De reden, die tot wijziging deed besluiten, is deze, dat geene gelegenheid werd gevonden eene nieuwe uitgave behoorlijk bezorgd te zien, tenzij met wijzigingen.
De vraag deed zich nu voor in hoeverre de verandering verantwoord kon worden tegenover de kunstleer, waarvan de oorspronkelijke vrije text de toepassing was.
Ten eerste nu, kwamen, bij latere objektieve beoordeeling, sommige onvoegzame of onzedelijke uitdrukkingen tevens voor fouten van letterkundigen aard te zijn.

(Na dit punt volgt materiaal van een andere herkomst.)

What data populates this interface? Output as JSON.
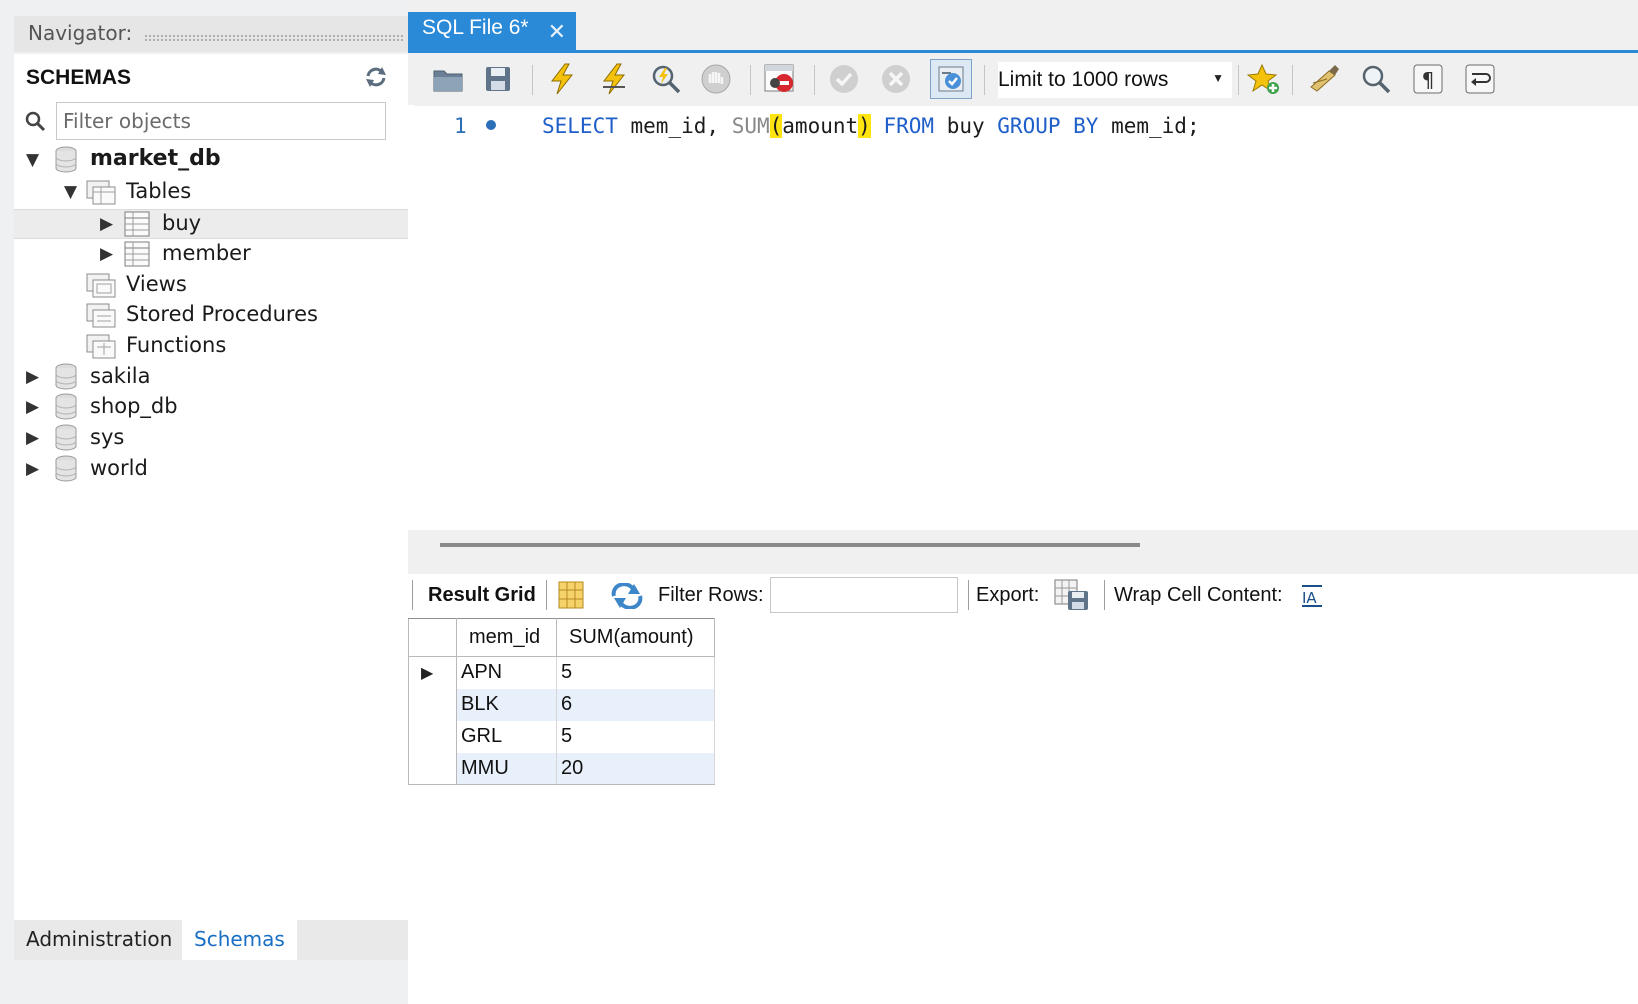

Deze behielden voor den schrijver wel hunne bekoring als bewijzen van felle leer-stelligheid, maar deden feitelijk het wezen der roman-gedeelten, waar zij zich bevonden, geweld aan.
Ten tweede echter, kwamen de letterkundig deugdelijke deelen te berde, die toch wegens onvoegzaamheid of onzedelijkheid moesten verwijderd worden. Dit was eene verdrietelijke scheiding.
Een roman als deze is evenwel niet een Geheel van dien aard, dat hij, --gelijk een beeld of een muziekstuk wel--bedorven zoude worden door de uitneming van enkel kleine stukken.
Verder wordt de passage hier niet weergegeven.